Mijn naam is Lotte, somnoloog bij het Nederlands Slaap Instituut. Al twaalf jaar observeer ik het nachtleven van mensen — niet in cafés of clubs, maar in een stille kamer gevuld met zachte piepjes van meetapparatuur, het geritsel van lakens en het ritme van een slapend lichaam.

Soms voelt het alsof ik ’s nachts meer weet over iemand dan zijzelf overdag durven toe te geven.

De man die nooit sliep

Een paar maanden geleden werd Tom aangemeld, een vrachtwagenchauffeur van begin veertig. Hij kwam binnen met de uitstraling van iemand die al te lang op reserve draait. Zijn ogen stonden waterig, en zijn knieën knikten lichtjes terwijl hij me een hand gaf.

“Volgens mijn vrouw slaap ik,” zei hij. “Maar ik word wakker alsof ik de hele nacht stenen heb gesjouwd.”

We installeerden hem voor een polysomnografie: sensoren op zijn hoofd, borst, benen; een kleine neusklem; een band rond zijn buik. Voor veel mensen voelt het alsof ze in een sciencefictionfilm belanden, maar Tom haalde zijn schouders op. “Alles beter dan dit,” mompelde hij.
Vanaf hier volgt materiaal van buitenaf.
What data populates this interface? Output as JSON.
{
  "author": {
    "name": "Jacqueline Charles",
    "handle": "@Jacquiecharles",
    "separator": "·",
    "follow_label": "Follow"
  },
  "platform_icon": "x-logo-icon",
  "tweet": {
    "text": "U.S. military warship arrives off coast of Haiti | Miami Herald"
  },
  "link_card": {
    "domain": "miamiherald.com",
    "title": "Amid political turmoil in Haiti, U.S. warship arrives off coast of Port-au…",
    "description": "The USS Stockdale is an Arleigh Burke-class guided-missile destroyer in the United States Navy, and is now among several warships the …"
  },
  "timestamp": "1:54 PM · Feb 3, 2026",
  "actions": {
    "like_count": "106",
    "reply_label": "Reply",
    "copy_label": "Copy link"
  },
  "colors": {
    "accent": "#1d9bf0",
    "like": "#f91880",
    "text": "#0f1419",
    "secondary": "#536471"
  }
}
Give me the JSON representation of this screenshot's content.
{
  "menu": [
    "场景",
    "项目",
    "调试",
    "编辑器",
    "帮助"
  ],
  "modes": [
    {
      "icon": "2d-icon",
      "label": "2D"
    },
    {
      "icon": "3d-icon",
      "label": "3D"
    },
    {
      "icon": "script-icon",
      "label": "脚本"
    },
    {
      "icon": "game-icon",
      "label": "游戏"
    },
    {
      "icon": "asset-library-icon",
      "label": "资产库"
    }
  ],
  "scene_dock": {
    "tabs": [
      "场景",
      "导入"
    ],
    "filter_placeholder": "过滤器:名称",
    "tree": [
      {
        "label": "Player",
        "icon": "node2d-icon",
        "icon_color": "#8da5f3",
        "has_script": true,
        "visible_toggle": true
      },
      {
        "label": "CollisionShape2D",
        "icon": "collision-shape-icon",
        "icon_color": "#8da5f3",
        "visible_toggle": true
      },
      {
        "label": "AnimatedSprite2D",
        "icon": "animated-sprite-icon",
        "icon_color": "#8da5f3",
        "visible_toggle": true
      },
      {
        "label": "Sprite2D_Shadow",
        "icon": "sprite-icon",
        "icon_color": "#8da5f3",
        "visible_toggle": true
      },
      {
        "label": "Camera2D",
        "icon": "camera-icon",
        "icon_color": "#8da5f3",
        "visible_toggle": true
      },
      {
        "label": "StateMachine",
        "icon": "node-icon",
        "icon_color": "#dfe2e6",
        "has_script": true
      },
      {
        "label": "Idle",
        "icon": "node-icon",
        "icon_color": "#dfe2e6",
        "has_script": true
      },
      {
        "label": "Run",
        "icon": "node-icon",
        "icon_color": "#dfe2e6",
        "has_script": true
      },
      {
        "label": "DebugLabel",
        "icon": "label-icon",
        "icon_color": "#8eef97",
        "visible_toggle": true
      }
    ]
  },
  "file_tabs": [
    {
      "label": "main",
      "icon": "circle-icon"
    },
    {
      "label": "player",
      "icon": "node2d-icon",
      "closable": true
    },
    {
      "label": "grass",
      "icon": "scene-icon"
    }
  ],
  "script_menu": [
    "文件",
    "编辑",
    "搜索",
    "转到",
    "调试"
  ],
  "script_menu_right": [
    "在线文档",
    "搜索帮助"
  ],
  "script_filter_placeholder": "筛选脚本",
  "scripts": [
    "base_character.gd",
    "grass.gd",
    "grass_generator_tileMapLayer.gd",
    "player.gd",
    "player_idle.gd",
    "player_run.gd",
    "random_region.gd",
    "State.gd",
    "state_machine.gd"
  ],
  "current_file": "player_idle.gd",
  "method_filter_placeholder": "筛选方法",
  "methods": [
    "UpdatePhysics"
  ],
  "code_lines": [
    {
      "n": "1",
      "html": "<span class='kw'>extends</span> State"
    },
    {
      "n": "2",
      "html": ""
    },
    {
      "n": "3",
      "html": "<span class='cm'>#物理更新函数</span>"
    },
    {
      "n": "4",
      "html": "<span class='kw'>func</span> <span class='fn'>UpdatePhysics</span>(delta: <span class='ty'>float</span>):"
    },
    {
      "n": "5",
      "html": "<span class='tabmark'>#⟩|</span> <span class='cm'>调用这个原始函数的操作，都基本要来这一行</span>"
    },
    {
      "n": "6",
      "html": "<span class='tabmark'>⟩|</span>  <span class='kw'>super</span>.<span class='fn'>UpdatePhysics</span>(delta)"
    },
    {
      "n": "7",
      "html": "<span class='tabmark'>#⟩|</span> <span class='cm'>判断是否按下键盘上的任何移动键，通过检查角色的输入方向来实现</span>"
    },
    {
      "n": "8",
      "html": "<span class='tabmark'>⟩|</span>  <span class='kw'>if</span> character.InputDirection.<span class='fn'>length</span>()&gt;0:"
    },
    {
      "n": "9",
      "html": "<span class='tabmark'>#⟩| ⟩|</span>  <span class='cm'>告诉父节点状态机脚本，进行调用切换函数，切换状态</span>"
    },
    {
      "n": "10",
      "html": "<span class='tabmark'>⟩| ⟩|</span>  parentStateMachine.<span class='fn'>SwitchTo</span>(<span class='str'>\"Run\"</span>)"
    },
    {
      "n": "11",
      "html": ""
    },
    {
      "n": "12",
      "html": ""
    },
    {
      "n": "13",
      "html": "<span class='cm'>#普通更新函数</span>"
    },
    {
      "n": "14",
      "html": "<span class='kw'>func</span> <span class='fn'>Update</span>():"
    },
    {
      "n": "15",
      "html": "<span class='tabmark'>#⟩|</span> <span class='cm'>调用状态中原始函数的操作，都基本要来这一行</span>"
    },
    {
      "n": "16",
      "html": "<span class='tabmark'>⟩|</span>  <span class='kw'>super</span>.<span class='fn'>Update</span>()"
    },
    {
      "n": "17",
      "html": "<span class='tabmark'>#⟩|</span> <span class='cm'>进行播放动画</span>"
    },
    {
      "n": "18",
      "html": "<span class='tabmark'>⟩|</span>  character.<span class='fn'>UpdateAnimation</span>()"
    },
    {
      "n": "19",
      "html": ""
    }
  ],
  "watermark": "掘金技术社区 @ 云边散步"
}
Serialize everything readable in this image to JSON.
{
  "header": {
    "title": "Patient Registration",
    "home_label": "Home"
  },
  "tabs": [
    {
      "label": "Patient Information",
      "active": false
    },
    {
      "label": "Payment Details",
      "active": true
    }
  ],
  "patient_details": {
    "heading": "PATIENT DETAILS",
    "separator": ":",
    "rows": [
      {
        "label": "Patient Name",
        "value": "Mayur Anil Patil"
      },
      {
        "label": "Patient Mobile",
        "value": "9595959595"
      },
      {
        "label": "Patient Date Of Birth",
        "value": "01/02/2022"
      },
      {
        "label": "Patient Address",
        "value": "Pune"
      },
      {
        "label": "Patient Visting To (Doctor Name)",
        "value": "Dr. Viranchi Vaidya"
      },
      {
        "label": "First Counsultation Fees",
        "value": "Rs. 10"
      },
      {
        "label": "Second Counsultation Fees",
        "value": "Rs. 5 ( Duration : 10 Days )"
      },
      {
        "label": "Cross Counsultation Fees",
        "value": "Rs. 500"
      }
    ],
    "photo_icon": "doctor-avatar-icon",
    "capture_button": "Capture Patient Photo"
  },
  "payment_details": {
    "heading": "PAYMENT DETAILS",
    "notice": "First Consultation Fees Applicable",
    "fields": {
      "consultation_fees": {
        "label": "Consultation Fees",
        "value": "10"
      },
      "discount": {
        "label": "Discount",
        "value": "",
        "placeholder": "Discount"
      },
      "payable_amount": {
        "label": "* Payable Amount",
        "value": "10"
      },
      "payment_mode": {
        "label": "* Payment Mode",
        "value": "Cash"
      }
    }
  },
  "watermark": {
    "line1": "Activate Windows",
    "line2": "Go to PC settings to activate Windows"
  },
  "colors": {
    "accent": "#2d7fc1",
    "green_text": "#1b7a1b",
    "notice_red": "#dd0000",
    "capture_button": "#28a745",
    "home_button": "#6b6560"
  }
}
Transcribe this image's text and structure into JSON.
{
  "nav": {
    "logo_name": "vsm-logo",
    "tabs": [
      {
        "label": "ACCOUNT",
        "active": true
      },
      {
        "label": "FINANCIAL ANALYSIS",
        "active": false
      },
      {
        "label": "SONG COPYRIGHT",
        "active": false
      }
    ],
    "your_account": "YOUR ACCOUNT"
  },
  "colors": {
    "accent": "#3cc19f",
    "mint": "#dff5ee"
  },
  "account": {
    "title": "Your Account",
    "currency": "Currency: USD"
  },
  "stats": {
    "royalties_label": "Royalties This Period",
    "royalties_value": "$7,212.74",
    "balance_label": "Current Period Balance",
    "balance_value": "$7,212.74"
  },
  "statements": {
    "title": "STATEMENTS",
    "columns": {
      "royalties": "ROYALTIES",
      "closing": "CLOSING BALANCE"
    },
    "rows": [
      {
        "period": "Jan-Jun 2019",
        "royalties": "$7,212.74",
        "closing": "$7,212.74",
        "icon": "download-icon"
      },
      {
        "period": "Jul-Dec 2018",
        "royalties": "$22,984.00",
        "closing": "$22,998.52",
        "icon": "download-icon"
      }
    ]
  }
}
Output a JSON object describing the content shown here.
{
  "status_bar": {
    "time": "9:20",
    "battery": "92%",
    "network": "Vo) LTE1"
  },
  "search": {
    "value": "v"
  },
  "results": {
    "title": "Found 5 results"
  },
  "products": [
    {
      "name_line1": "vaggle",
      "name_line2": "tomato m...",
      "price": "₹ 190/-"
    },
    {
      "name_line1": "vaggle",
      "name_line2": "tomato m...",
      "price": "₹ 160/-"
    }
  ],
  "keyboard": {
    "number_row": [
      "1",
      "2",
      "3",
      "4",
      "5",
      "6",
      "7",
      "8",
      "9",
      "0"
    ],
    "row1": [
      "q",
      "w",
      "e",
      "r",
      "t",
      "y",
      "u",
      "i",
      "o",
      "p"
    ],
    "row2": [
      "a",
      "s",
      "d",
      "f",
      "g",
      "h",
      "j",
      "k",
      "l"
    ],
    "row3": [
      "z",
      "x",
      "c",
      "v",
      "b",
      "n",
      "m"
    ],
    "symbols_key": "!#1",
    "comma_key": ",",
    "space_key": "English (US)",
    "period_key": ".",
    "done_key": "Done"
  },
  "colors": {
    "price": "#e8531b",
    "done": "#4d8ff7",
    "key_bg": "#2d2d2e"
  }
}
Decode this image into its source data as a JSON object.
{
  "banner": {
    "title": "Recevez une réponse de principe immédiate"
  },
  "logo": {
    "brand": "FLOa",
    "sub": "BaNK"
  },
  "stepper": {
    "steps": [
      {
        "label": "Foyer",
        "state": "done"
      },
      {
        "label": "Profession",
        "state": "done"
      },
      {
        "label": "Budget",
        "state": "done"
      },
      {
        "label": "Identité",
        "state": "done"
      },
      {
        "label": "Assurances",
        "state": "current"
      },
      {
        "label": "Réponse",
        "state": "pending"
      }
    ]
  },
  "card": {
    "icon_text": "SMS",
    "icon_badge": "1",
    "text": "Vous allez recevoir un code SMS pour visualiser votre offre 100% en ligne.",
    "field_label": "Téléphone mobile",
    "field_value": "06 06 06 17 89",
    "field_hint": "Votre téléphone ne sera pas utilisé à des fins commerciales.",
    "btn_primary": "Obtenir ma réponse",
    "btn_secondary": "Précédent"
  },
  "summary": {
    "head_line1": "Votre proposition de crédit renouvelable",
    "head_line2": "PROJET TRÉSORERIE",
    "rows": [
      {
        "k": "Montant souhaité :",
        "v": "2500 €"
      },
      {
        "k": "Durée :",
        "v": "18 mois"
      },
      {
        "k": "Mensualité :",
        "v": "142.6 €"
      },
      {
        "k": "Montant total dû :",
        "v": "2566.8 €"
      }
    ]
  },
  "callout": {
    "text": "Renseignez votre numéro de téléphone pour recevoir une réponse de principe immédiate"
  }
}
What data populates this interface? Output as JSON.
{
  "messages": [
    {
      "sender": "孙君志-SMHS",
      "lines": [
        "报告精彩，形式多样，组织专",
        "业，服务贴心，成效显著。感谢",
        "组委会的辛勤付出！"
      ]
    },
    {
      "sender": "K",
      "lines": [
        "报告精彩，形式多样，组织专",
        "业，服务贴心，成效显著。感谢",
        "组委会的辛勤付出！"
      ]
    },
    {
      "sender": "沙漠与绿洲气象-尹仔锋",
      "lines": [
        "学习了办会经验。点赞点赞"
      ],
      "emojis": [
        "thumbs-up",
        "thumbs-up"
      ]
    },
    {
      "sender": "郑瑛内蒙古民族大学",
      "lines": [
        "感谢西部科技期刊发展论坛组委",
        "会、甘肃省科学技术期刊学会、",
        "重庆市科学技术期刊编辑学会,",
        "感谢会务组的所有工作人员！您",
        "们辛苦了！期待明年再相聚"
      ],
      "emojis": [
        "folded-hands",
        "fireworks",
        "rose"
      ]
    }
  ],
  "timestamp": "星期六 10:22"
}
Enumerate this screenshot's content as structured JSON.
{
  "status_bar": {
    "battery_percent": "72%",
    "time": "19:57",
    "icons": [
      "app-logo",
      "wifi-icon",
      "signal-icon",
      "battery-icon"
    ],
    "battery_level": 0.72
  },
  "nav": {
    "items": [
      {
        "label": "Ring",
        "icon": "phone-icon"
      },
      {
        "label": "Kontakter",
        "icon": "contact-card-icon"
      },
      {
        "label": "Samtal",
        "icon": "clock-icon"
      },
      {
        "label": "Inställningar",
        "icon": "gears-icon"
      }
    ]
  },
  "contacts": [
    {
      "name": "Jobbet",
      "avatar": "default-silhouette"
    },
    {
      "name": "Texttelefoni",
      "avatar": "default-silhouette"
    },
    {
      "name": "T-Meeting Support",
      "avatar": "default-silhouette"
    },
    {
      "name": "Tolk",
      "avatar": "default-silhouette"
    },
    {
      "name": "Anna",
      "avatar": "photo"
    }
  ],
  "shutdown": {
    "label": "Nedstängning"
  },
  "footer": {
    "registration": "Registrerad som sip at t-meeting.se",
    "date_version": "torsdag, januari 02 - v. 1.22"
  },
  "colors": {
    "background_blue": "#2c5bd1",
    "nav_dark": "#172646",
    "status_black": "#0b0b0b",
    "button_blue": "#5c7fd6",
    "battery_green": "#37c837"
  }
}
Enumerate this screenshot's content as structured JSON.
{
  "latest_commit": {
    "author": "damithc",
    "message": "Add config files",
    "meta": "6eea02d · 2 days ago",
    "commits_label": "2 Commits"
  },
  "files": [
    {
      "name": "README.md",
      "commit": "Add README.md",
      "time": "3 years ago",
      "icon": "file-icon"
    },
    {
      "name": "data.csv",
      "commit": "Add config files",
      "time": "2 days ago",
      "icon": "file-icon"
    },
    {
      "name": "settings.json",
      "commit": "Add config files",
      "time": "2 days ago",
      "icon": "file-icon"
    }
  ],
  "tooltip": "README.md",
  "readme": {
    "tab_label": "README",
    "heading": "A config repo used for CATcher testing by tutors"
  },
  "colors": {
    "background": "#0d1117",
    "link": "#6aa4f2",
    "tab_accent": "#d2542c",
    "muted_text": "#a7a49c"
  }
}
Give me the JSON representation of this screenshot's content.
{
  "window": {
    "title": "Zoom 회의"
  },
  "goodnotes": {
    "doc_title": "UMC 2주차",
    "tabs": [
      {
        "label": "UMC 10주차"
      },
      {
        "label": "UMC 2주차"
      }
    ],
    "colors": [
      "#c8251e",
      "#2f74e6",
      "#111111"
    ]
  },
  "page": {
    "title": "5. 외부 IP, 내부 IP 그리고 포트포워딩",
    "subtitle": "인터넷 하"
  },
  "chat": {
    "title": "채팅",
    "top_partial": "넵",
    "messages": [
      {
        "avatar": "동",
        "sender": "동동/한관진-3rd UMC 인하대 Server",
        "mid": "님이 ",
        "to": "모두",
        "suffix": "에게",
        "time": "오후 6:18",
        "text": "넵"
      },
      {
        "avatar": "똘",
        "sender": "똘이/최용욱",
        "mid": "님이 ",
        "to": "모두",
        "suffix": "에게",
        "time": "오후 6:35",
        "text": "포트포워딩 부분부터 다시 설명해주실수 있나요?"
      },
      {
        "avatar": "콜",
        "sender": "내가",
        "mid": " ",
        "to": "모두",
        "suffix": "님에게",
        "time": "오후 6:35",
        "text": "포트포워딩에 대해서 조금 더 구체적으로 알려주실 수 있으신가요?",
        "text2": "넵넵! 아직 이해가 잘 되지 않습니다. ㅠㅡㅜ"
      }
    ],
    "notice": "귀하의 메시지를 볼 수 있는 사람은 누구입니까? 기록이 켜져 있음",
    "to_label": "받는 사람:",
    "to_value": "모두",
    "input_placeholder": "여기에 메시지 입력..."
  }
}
Toen het licht uitging, begon mijn werk. Ik keek naar de schermen die zijn hersengolven, ademhaling en hartslag in kleuren en grafieken vertaalden. Het duurde bijna een uur voor hij eindelijk in slaap viel — een licht, onrustig type slaap dat meer leek op drijven dan op rusten.

De stilte die schreeuwde

Rond half drie werd zijn ademhaling plots oppervlakkig. De grafiek viel bijna vlak. Ik boog voorover. Dit patroon kende ik: obstructieve slaapapneu. Maar bij Tom was het hevig. Zijn adem stokte soms wel dertig seconden. Zijn lichaam voerde een stille strijd zonder dat hij het wist.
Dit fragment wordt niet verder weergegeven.